第3話

 映画の出演者のオーディション。

 大作映画ではなかった小規模な映画の出演者のオーディションだった 

 高校の制服に身を包んだふたりは、狭いエレベーターへ乗り込み、四階ボタンを押す。

 最大八人乗りと記載してあるエレベーターは、ふたり乗った時点で、ぎゅうぎゅうだった。そのため、どうしても、ふたりが乗ると、肩が触れ合いそうになる。すると、京一と「強制的に親密な関係の距離感になりつつ、エレベーターで上昇か」と述べた。

 七見は無反応だった。沈黙のまま、四階ボタンを押す。すかさず、京一が「後はおれに任せろ」と、いって、閉じるボタンを押す。

 ふたりを乗せたエレベーターが上昇する。お互い、何もしゃべらない。

 やがて、沈黙のエレベーターが四階へと到着した。扉は整備不良と思しき、あやうさのある動きで開いた。その先に、くすんだ乳白色の壁とフロアがあった。

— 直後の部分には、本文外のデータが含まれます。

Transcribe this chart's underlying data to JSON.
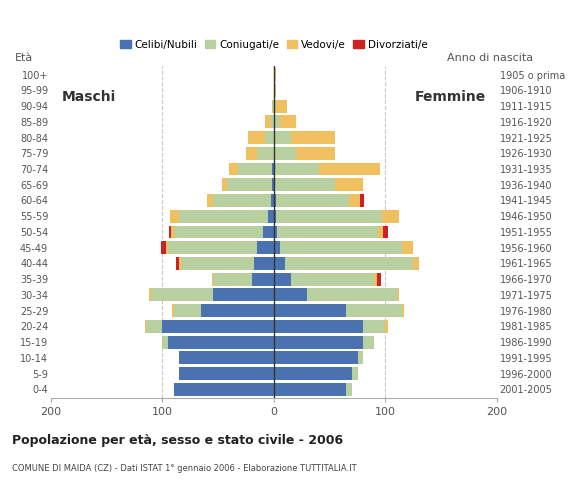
{
  "age_groups": [
    "0-4",
    "5-9",
    "10-14",
    "15-19",
    "20-24",
    "25-29",
    "30-34",
    "35-39",
    "40-44",
    "45-49",
    "50-54",
    "55-59",
    "60-64",
    "65-69",
    "70-74",
    "75-79",
    "80-84",
    "85-89",
    "90-94",
    "95-99",
    "100+"
  ],
  "birth_years": [
    "2001-2005",
    "1996-2000",
    "1991-1995",
    "1986-1990",
    "1981-1985",
    "1976-1980",
    "1971-1975",
    "1966-1970",
    "1961-1965",
    "1956-1960",
    "1951-1955",
    "1946-1950",
    "1941-1945",
    "1936-1940",
    "1931-1935",
    "1926-1930",
    "1921-1925",
    "1916-1920",
    "1911-1915",
    "1906-1910",
    "1905 o prima"
  ],
  "male": {
    "celibi": [
      90,
      85,
      85,
      95,
      100,
      65,
      55,
      20,
      18,
      15,
      10,
      5,
      3,
      2,
      2,
      0,
      0,
      0,
      0,
      0,
      0
    ],
    "coniugati": [
      0,
      0,
      0,
      5,
      15,
      25,
      55,
      35,
      65,
      80,
      80,
      80,
      52,
      40,
      30,
      15,
      8,
      3,
      1,
      0,
      0
    ],
    "vedovi": [
      0,
      0,
      0,
      0,
      1,
      1,
      2,
      1,
      2,
      2,
      2,
      8,
      5,
      5,
      8,
      10,
      15,
      5,
      1,
      0,
      0
    ],
    "divorziati": [
      0,
      0,
      0,
      0,
      0,
      0,
      0,
      0,
      3,
      4,
      2,
      0,
      0,
      0,
      0,
      0,
      0,
      0,
      0,
      0,
      0
    ]
  },
  "female": {
    "celibi": [
      65,
      70,
      75,
      80,
      80,
      65,
      30,
      15,
      10,
      5,
      3,
      2,
      2,
      0,
      0,
      0,
      0,
      0,
      0,
      0,
      0
    ],
    "coniugati": [
      5,
      5,
      5,
      10,
      20,
      50,
      80,
      75,
      115,
      110,
      90,
      95,
      65,
      55,
      40,
      20,
      15,
      5,
      2,
      0,
      0
    ],
    "vedovi": [
      0,
      0,
      0,
      0,
      2,
      2,
      2,
      2,
      5,
      10,
      5,
      15,
      10,
      25,
      55,
      35,
      40,
      15,
      10,
      2,
      2
    ],
    "divorziati": [
      0,
      0,
      0,
      0,
      0,
      0,
      0,
      4,
      0,
      0,
      4,
      0,
      4,
      0,
      0,
      0,
      0,
      0,
      0,
      0,
      0
    ]
  },
  "colors": {
    "celibi": "#4a72b0",
    "coniugati": "#b8cfa0",
    "vedovi": "#f0c060",
    "divorziati": "#cc2222"
  },
  "title": "Popolazione per età, sesso e stato civile - 2006",
  "subtitle": "COMUNE DI MAIDA (CZ) - Dati ISTAT 1° gennaio 2006 - Elaborazione TUTTITALIA.IT",
  "xlabel_left": "Maschi",
  "xlabel_right": "Femmine",
  "ylabel_left": "Età",
  "ylabel_right": "Anno di nascita",
  "xlim": 200,
  "background_color": "#ffffff",
  "grid_color": "#c8c8c8"
}
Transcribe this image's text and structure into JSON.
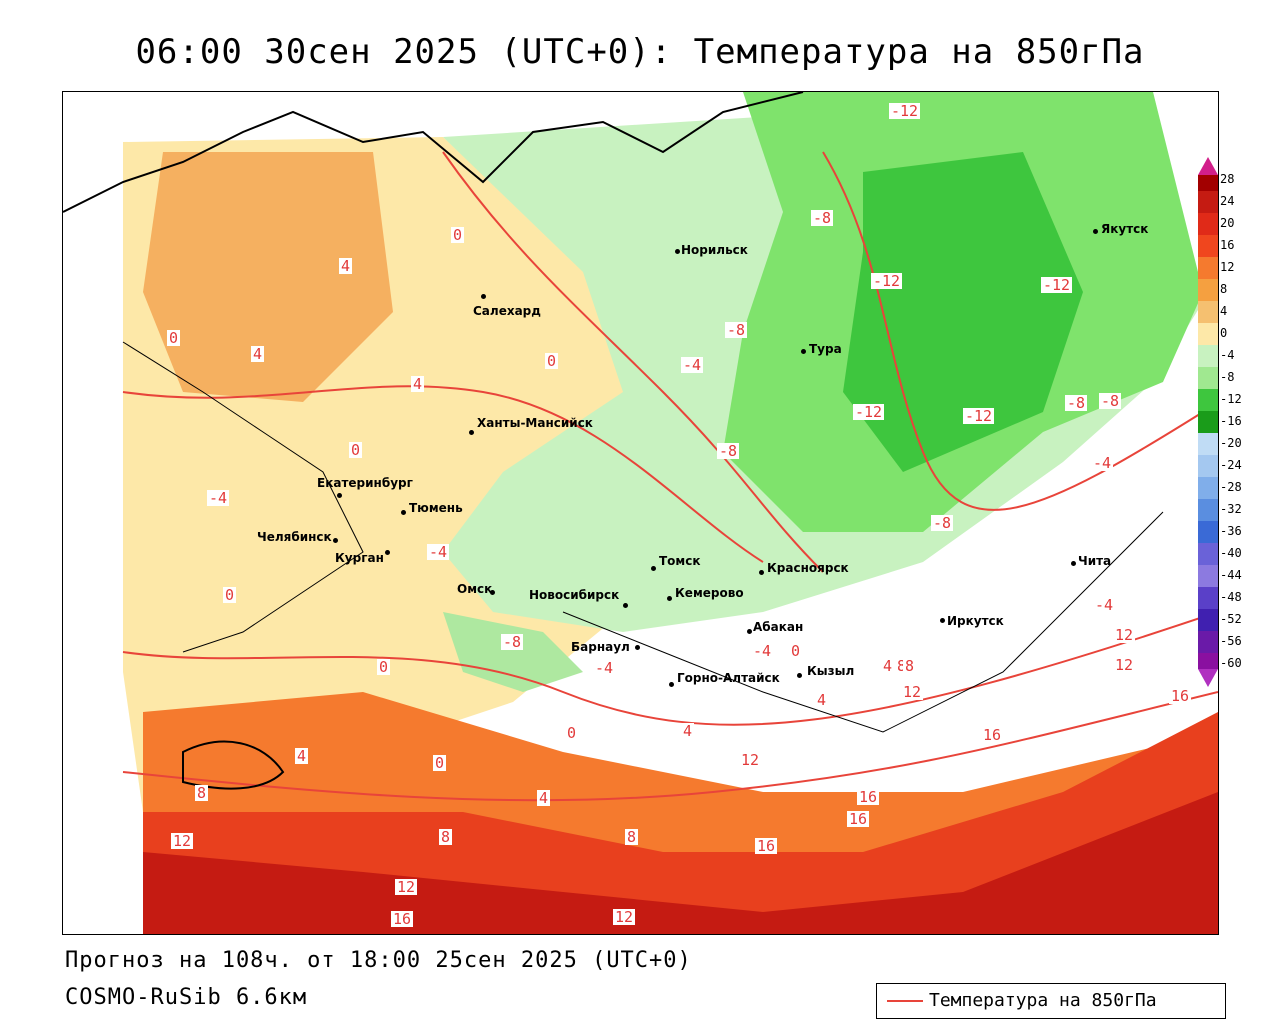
{
  "title": "06:00 30сен 2025 (UTC+0): Температура на 850гПа",
  "footer": {
    "forecast": "Прогноз на 108ч. от 18:00 25сен 2025 (UTC+0)",
    "model": "COSMO-RuSib 6.6км"
  },
  "legend": {
    "label": "Температура на 850гПа",
    "line_color": "#e8443a"
  },
  "scale": {
    "ticks": [
      "28",
      "24",
      "20",
      "16",
      "12",
      "8",
      "4",
      "0",
      "-4",
      "-8",
      "-12",
      "-16",
      "-20",
      "-24",
      "-28",
      "-32",
      "-36",
      "-40",
      "-44",
      "-48",
      "-52",
      "-56",
      "-60"
    ]
  },
  "cities": [
    {
      "name": "Норильск"
    },
    {
      "name": "Якутск"
    },
    {
      "name": "Салехард"
    },
    {
      "name": "Тура"
    },
    {
      "name": "Ханты-Мансийск"
    },
    {
      "name": "Екатеринбург"
    },
    {
      "name": "Тюмень"
    },
    {
      "name": "Челябинск"
    },
    {
      "name": "Курган"
    },
    {
      "name": "Томск"
    },
    {
      "name": "Красноярск"
    },
    {
      "name": "Омск"
    },
    {
      "name": "Новосибирск"
    },
    {
      "name": "Кемерово"
    },
    {
      "name": "Абакан"
    },
    {
      "name": "Иркутск"
    },
    {
      "name": "Чита"
    },
    {
      "name": "Барнаул"
    },
    {
      "name": "Горно-Алтайск"
    },
    {
      "name": "Кызыл"
    }
  ],
  "contour_labels": [
    "-12",
    "-8",
    "-12",
    "-12",
    "-8",
    "-4",
    "-8",
    "-12",
    "-12",
    "-8",
    "-4",
    "-8",
    "-4",
    "-8",
    "-4",
    "0",
    "0",
    "4",
    "4",
    "4",
    "4",
    "0",
    "0",
    "0",
    "-4",
    "-4",
    "-8",
    "-4",
    "0",
    "0",
    "4",
    "4",
    "0",
    "0",
    "4",
    "8",
    "8",
    "12",
    "12",
    "16",
    "16",
    "12",
    "16",
    "12",
    "16",
    "16",
    "12",
    "8",
    "8",
    "12",
    "12",
    "16",
    "4",
    "8"
  ]
}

 そこへ二人同時で足を乗り出す。しかし、扉が狭く、ふたり同時に出ると、みごとにつまった。だが、彼らは無言のまま、ぐりぐりと無理やり二人同時にエレベーターを降りた。

 その様は、なにか、昆虫の孵化にも似た動きである。

「ここから先はライバルだね」と、七見が穏やかにいった。

 京一は通路の先を見据えたまま「それもわるくない」と返す。

 通路にはコピー用紙に印刷された『オーディション会場 こちら』と漠然と表記された紙が通路の壁に張ってある。ふたりの視線の先には『株式会社 エダ・プロダクション』と書いた扉があった。

 七見はその名を黙ってみつめた。そして、ドアノブに手を伸ばさない。

「入らないのか」

 京一が問う。

 すると、七見は言った。

「コワいからね」

 七見は彼を見返しいった。

そして、視線を外す。

「いや、オーディションはいつだってコワいんだ、京一くん。手が震えるんだ。きみはどう」

「その話は扉の向こうで話そう」

「部屋のなかでする話でもない気がするよ」

 そう言い返すも、京一はもうノックしている。

「しつれい、します」

 そして、透明感のある声で宣言し、扉をあけて、中へ入る。

「きみが先頭ならいいや」

 七見も扉の向こうへ足を踏み入れた。